MATE Exercises
To carry out the exercises in this user guide, you will need the following:
- A new DataOps project, created from the standard template and configured with a runner.
- Your Snowflake account will need to have the Snowflake sample data available.
Exercise 1: Create a new feature branch
The first thing we need to do is to create a new feature branch exercises.
Navigate to Repository > Branches
Click top-right the New branch button
Name the branch exercises
Exercise 2: Run the pipeline and look at the docs
The next thing we need to do is run the new exercises (feature branch) pipeline so the template content (based on the Snowflake sample data) will be built in Snowflake.

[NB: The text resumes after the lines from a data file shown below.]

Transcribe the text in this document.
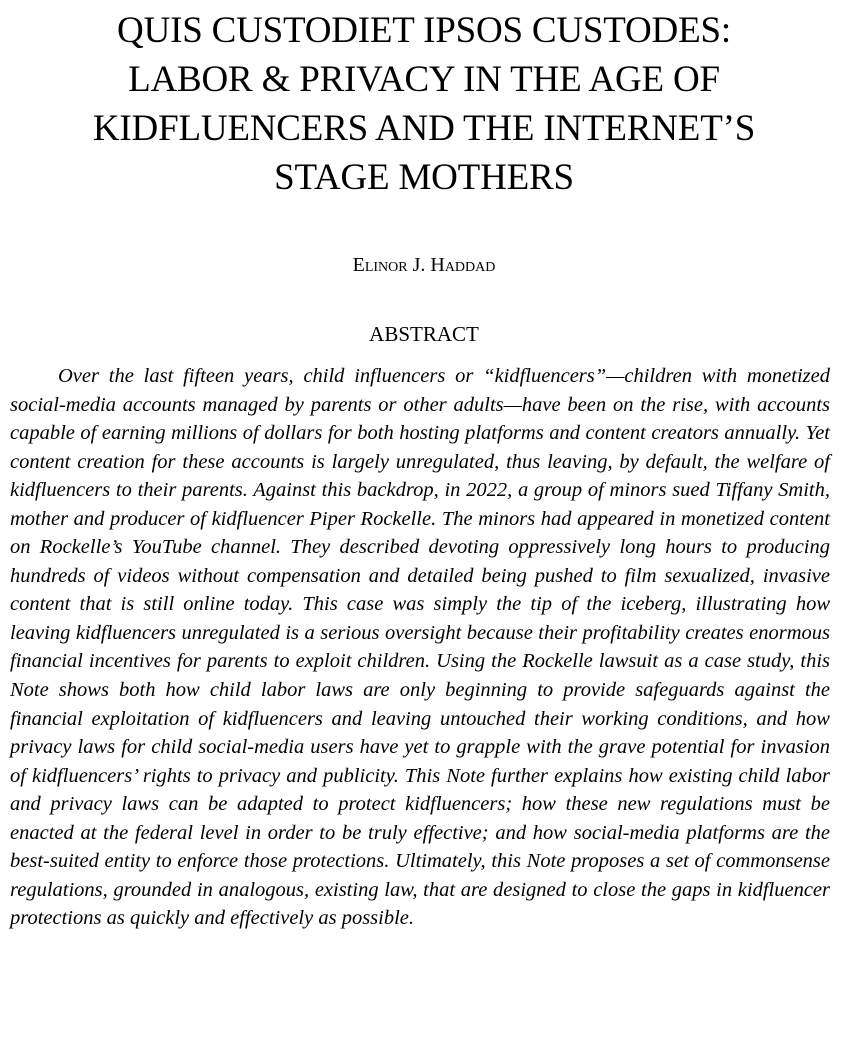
QUIS CUSTODIET IPSOS CUSTODES:
LABOR & PRIVACY IN THE AGE OF
KIDFLUENCERS AND THE INTERNET’S
STAGE MOTHERS
Elinor J. Haddad
ABSTRACT

Over the last fifteen years, child influencers or “kidfluencers”—children with monetized social-media accounts managed by parents or other adults—have been on the rise, with accounts capable of earning millions of dollars for both hosting platforms and content creators annually. Yet content creation for these accounts is largely unregulated, thus leaving, by default, the welfare of kidfluencers to their parents. Against this backdrop, in 2022, a group of minors sued Tiffany Smith, mother and producer of kidfluencer Piper Rockelle. The minors had appeared in monetized content on Rockelle’s YouTube channel. They described devoting oppressively long hours to producing hundreds of videos without compensation and detailed being pushed to film sexualized, invasive content that is still online today. This case was simply the tip of the iceberg, illustrating how leaving kidfluencers unregulated is a serious oversight because their profitability creates enormous financial incentives for parents to exploit children. Using the Rockelle lawsuit as a case study, this Note shows both how child labor laws are only beginning to provide safeguards against the financial exploitation of kidfluencers and leaving untouched their working conditions, and how privacy laws for child social-media users have yet to grapple with the grave potential for invasion of kidfluencers’ rights to privacy and publicity. This Note further explains how existing child labor and privacy laws can be adapted to protect kidfluencers; how these new regulations must be enacted at the federal level in order to be truly effective; and how social-media platforms are the best-suited entity to enforce those protections. Ultimately, this Note proposes a set of commonsense regulations, grounded in analogous, existing law, that are designed to close the gaps in kidfluencer protections as quickly and effectively as possible.
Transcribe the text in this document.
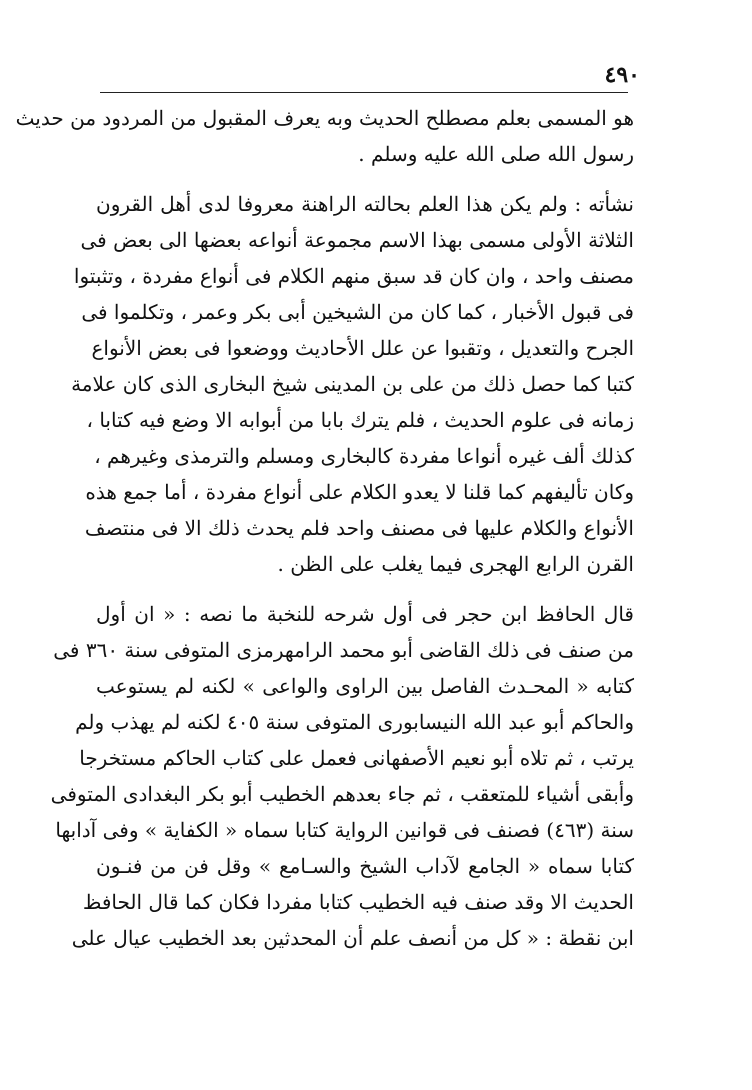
٤٩٠
هو المسمى بعلم مصطلح الحديث وبه يعرف المقبول من المردود من حديث
رسول الله صلى الله عليه وسلم .
نشأته : ولم يكن هذا العلم بحالته الراهنة معروفا لدى أهل القرون
الثلاثة الأولى مسمى بهذا الاسم مجموعة أنواعه بعضها الى بعض فى
مصنف واحد ، وان كان قد سبق منهم الكلام فى أنواع مفردة ، وتثبتوا
فى قبول الأخبار ، كما كان من الشيخين أبى بكر وعمر ، وتكلموا فى
الجرح والتعديل ، وتقبوا عن علل الأحاديث ووضعوا فى بعض الأنواع
كتبا كما حصل ذلك من على بن المدينى شيخ البخارى الذى كان علامة
زمانه فى علوم الحديث ، فلم يترك بابا من أبوابه الا وضع فيه كتابا ،
كذلك ألف غيره أنواعا مفردة كالبخارى ومسلم والترمذى وغيرهم ،
وكان تأليفهم كما قلنا لا يعدو الكلام على أنواع مفردة ، أما جمع هذه
الأنواع والكلام عليها فى مصنف واحد فلم يحدث ذلك الا فى منتصف
القرن الرابع الهجرى فيما يغلب على الظن .
قال الحافظ ابن حجر فى أول شرحه للنخبة ما نصه : « ان أول
من صنف فى ذلك القاضى أبو محمد الرامهرمزى المتوفى سنة ٣٦٠ فى
كتابه « المحـدث الفاصل بين الراوى والواعى » لكنه لم يستوعب
والحاكم أبو عبد الله النيسابورى المتوفى سنة ٤٠٥ لكنه لم يهذب ولم
يرتب ، ثم تلاه أبو نعيم الأصفهانى فعمل على كتاب الحاكم مستخرجا
وأبقى أشياء للمتعقب ، ثم جاء بعدهم الخطيب أبو بكر البغدادى المتوفى
سنة (٤٦٣) فصنف فى قوانين الرواية كتابا سماه « الكفاية » وفى آدابها
كتابا سماه « الجامع لآداب الشيخ والسـامع » وقل فن من فنـون
الحديث الا وقد صنف فيه الخطيب كتابا مفردا فكان كما قال الحافظ
ابن نقطة : « كل من أنصف علم أن المحدثين بعد الخطيب عيال على
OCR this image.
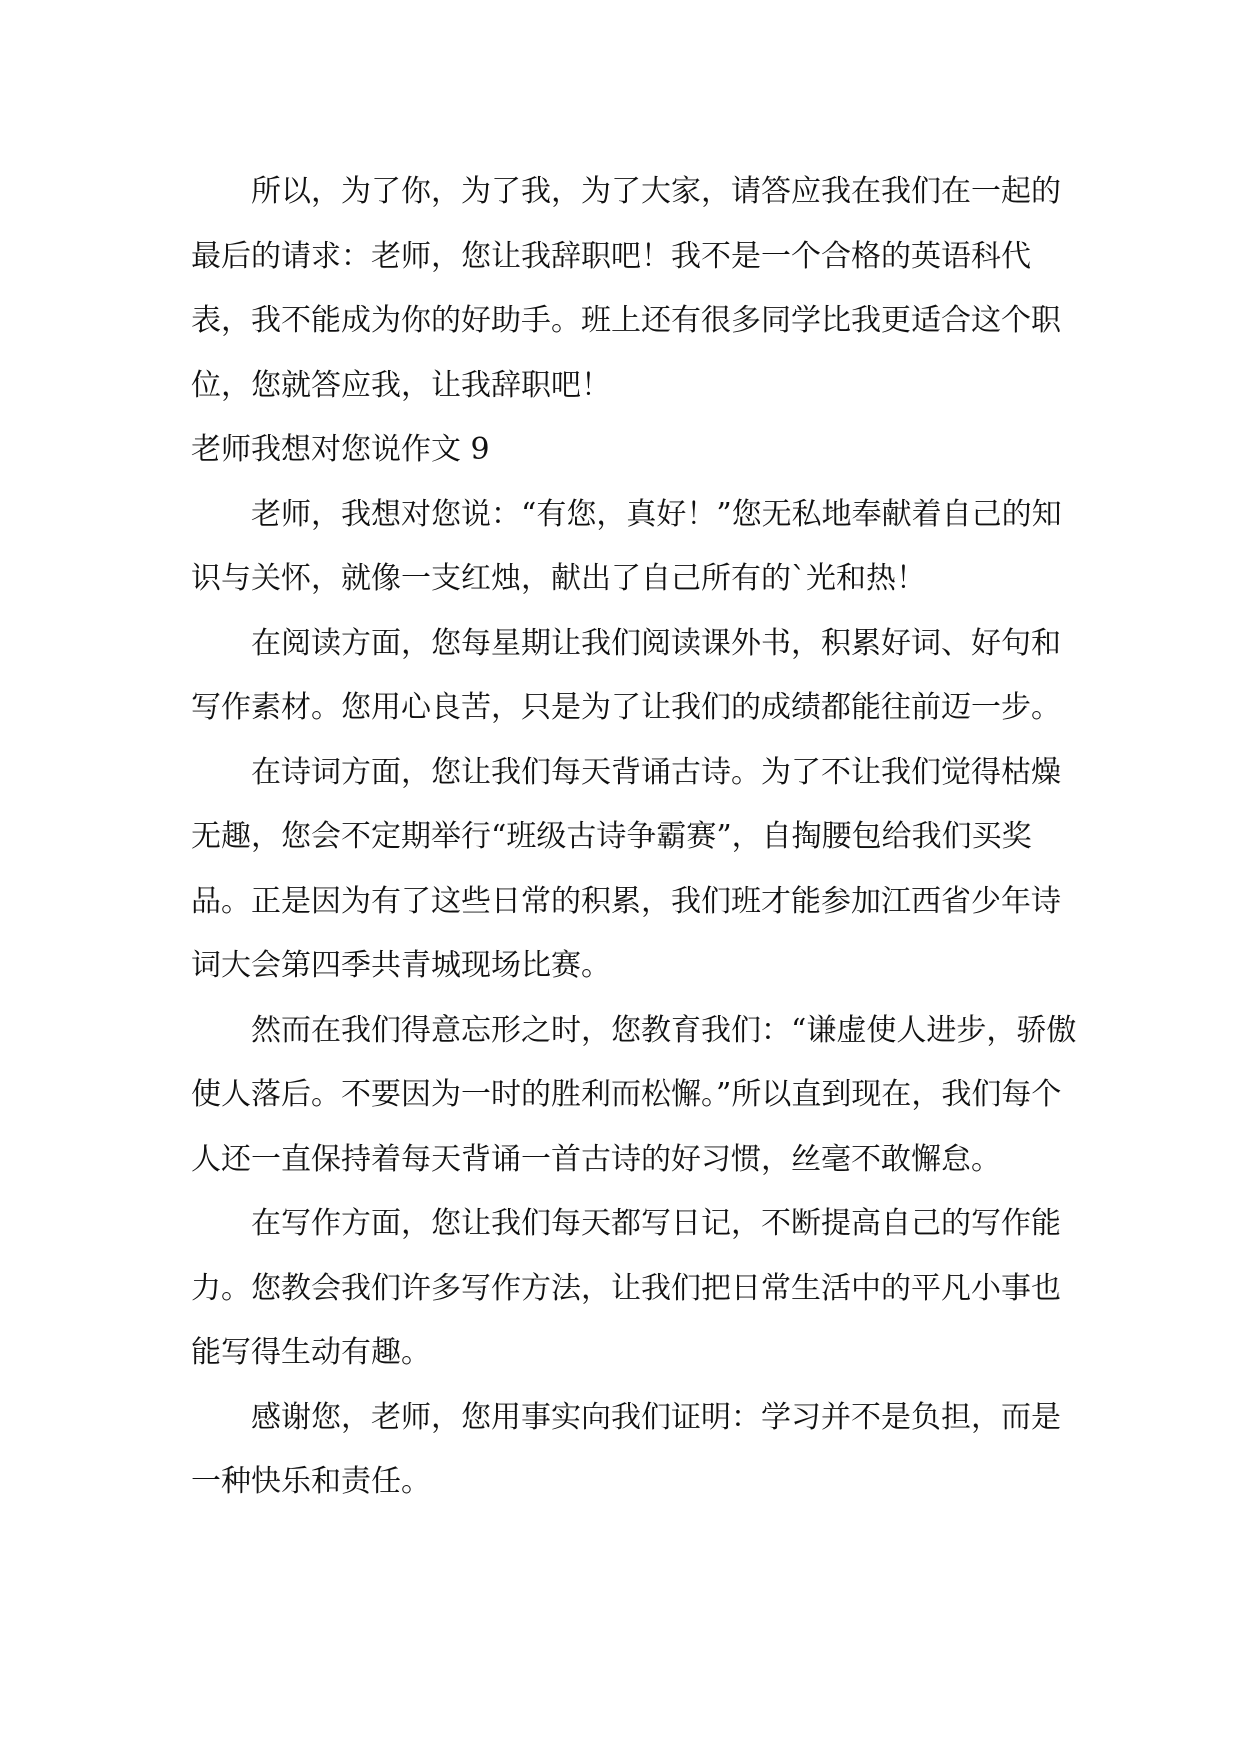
所以，为了你，为了我，为了大家，请答应我在我们在一起的最后的请求：老师，您让我辞职吧！我不是一个合格的英语科代表，我不能成为你的好助手。班上还有很多同学比我更适合这个职位，您就答应我，让我辞职吧！

老师我想对您说作文 9

老师，我想对您说：“有您，真好！”您无私地奉献着自己的知识与关怀，就像一支红烛，献出了自己所有的`光和热！

在阅读方面，您每星期让我们阅读课外书，积累好词、好句和写作素材。您用心良苦，只是为了让我们的成绩都能往前迈一步。

在诗词方面，您让我们每天背诵古诗。为了不让我们觉得枯燥无趣，您会不定期举行“班级古诗争霸赛”，自掏腰包给我们买奖品。正是因为有了这些日常的积累，我们班才能参加江西省少年诗词大会第四季共青城现场比赛。

然而在我们得意忘形之时，您教育我们：“谦虚使人进步，骄傲使人落后。不要因为一时的胜利而松懈。”所以直到现在，我们每个人还一直保持着每天背诵一首古诗的好习惯，丝毫不敢懈怠。

在写作方面，您让我们每天都写日记，不断提高自己的写作能力。您教会我们许多写作方法，让我们把日常生活中的平凡小事也能写得生动有趣。

感谢您，老师，您用事实向我们证明：学习并不是负担，而是一种快乐和责任。
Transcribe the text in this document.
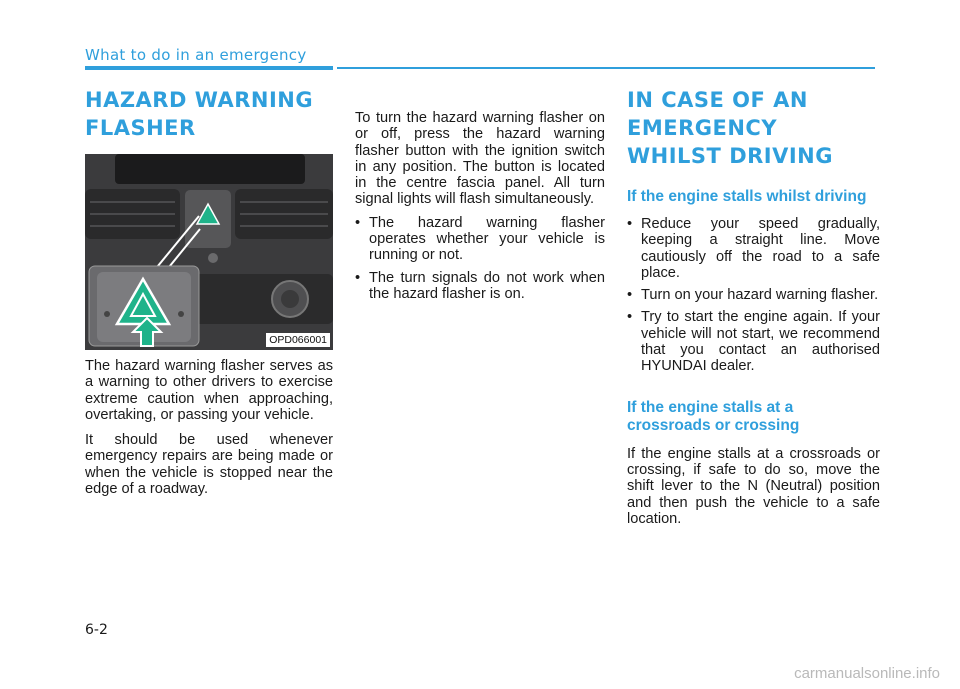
What to do in an emergency
HAZARD WARNING FLASHER
OPD066001

The hazard warning flasher serves as a warning to other drivers to exercise extreme caution when approaching, overtaking, or passing your vehicle.

It should be used whenever emergency repairs are being made or when the vehicle is stopped near the edge of a roadway.

To turn the hazard warning flasher on or off, press the hazard warning flasher button with the ignition switch in any position. The button is located in the centre fascia panel. All turn signal lights will flash simultaneously.

• The hazard warning flasher operates whether your vehicle is running or not.
• The turn signals do not work when the hazard flasher is on.
IN CASE OF AN EMERGENCY
WHILST DRIVING
If the engine stalls whilst driving
• Reduce your speed gradually, keeping a straight line. Move cautiously off the road to a safe place.
• Turn on your hazard warning flasher.
• Try to start the engine again. If your vehicle will not start, we recommend that you contact an authorised HYUNDAI dealer.
If the engine stalls at a crossroads or crossing

If the engine stalls at a crossroads or crossing, if safe to do so, move the shift lever to the N (Neutral) position and then push the vehicle to a safe location.

6-2
carmanualsonline.info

Open your project's exercises branch in WebIDE and check that the
.agent_tag
in the file /pipelines/includes/config/agent_tag.yml is configured and the variables are set up.Open /full-ci.yml and comment out the three sample MATE jobs for now:
include:
...
## Modelling and transformation jobs
# - /pipelines/includes/local_includes/modelling_and_transformation/test_all_sources.yml
# - /pipelines/includes/local_includes/modelling_and_transformation/build_all_models.yml
# - /pipelines/includes/local_includes/modelling_and_transformation/test_all_models.yml
- Commit your changes to exercises and run the full-ci.yml pipeline.
DataOps automatically generates documentation from your MATE content, even if you do not compile/run any models.
Using the project sidebar, navigate to CI / CD > Pipelines.
Your most recent pipeline (probably the only pipeline, unless you needed to re-run it) will be top of the list. Click the documentation 📄 button on the far right side of the pipeline row to open the docs in a new tab.
A few things to note about the docs:
- There are several projects listed on the left-hand navigation. The Snowflake sample content from your DataOps project will be under the MyProject heading (as this is the default project name at the top of your dbt_project.yml file). The other projects are DataOps and dbt libraries that are included in the build process.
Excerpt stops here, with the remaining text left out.